Showing posts with label State Police. Show all posts
Showing posts with label State Police. Show all posts

Sunday, October 21, 2012

October Ypsilanti Trip Proves Productive

I just returned home after two weeks of field research for In the Shadow of the Water Tower on John Norman Collins and the Michigan murders in and around Ypsilanti, Michigan. People have started to come forward and share information from those difficult days forty-five years ago.

These cases from the late Sixties are still considered "open" by the Michigan State Police. Getting information about them from official sources is no easy task. The Washtenaw County Courthouse, for instance, has "purged" the Collins' files from their records.

But thanks to the efforts of my chief researcher, Ryan Place of Detroit, Michigan, we were able to invoke the Freedom of Information Act to obtain more than 1,000 pages of prison documents from the Michigan Corrections Department.

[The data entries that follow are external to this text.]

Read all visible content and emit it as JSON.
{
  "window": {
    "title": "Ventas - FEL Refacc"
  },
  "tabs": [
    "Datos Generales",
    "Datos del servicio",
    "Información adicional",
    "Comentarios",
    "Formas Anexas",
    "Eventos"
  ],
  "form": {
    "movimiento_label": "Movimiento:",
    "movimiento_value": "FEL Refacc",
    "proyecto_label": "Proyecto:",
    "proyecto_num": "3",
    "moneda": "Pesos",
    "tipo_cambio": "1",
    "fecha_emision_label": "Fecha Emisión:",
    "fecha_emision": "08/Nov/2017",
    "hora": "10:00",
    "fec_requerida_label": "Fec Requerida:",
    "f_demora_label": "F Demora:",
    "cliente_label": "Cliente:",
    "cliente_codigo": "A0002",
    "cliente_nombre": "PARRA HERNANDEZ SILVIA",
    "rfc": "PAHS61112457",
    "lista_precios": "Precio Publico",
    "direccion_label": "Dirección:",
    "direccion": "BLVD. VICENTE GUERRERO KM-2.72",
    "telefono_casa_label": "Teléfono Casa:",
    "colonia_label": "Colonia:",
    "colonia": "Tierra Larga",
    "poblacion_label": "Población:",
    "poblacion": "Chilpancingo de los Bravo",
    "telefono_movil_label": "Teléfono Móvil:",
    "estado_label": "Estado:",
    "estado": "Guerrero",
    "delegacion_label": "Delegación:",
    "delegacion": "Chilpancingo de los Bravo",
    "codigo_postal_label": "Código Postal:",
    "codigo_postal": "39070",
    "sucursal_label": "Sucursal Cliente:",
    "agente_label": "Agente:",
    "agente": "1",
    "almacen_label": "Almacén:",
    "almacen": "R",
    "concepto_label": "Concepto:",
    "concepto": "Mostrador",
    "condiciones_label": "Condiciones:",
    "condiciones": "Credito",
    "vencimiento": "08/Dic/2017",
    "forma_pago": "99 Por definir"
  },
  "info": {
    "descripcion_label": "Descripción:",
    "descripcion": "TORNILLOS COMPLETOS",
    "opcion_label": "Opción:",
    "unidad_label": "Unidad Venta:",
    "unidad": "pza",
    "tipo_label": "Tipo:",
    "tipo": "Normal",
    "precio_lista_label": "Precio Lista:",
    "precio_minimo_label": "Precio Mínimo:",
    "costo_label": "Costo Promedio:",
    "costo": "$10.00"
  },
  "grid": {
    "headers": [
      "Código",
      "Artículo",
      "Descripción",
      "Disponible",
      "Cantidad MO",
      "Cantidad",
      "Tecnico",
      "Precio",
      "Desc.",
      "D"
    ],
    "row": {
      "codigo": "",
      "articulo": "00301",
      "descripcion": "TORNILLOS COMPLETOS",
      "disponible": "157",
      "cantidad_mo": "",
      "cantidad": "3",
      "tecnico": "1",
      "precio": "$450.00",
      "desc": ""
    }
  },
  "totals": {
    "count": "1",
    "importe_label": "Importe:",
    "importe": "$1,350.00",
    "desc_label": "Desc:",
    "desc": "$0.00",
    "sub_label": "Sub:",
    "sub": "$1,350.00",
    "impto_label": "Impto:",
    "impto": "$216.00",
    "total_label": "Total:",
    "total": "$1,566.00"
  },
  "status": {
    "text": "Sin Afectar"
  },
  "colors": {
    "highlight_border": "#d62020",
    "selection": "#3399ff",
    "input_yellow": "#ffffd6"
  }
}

Soon we hope to have a similar number of documents from the Michigan State Police. Most of these files will have routine information, but we are sure to find some nuggets of new information in them as well.

Through this blog and my Facebook page, I was able to connect with some former Ypsilanti High students of mine and several former Ypsilanti High School colleagues. This research trip was like old home week for me.

Thanks for your hospitality.

Tuesday, July 17, 2012

Rendezvous with Death - Part Two

My goal in recounting the horrible deaths of seven young women in Washtenaw County, Michigan, in the late 1960s, is not to evoke the pain and sorrow of friends and family, which is bound to happen, but to present an up-to-date account of what occurred so long ago, which has been obscured by time, hasty reporting, and spotty police work.

I have researched the misnamed "coed murders" and interviewed people who knew the victims and discovered details not generally known to the public. I am attempting to bring together living history accounts, over 700 pages of news clippings from the era, the Michigan State Police report the prosecutor of this case worked from, perceptions of people who knew John Collins - the alleged serial killer, and several post trial developments which will give a fuller picture of this story than ever told before.

The national obscurity of this case is largely due to being overshadowed by the Charles Manson case in Los Angeles, California. John Norman Collins was arrested the night of July 31, 1969. On August 10th, just over a week later, the bodies of pregnant Sharon Tate, director Roman Polanski's starlet wife, and three others people, were ruthlessly slaughtered in the Hollywood Hills. The discovery and the murder case that followed became known as the "Helter Skelter" murders. The national spotlight suddenly shifted from Washtenaw County and the sullen John Collins, to the West Coast and wildman Charles Manson. The spotlight suddenly dimmed at the Ann Arbor courthouse.

The case of the Michigan murders faded into the background, except for those who knew the victims and/or the suspect, or for people who lived in the area during those tense two summers between 1967 and 1969. The dim shroud of time, misinformation leaked by and to the press, the Blue Wall of Silence, and a "fictionalized" account of the murders rushed into print because of a publishing deadline, have obfuscated many of the facts and details of this case.

It should be remembered that John Norman Collins was convicted of only one of the seven murders attributed to him. The public knows a great deal more about Karen Sue Beineman than any of the other victims because of the public court proceedings. But Mary Flezsar, Joan Schell, Maralynn Skelton, Dawn Basom, Alice Kalom, and Roxie Phillips, the six other murdered young women linked to Collins, have never had their day in court or had their stories told publicly.

An interesting and pertinent development came to light thirty-seven years after John Collins was convicted of murder in the first degree of Karen Sue Beineman. DNA forensic evidence cleared Collins of one of the murders attributed to him. What of that?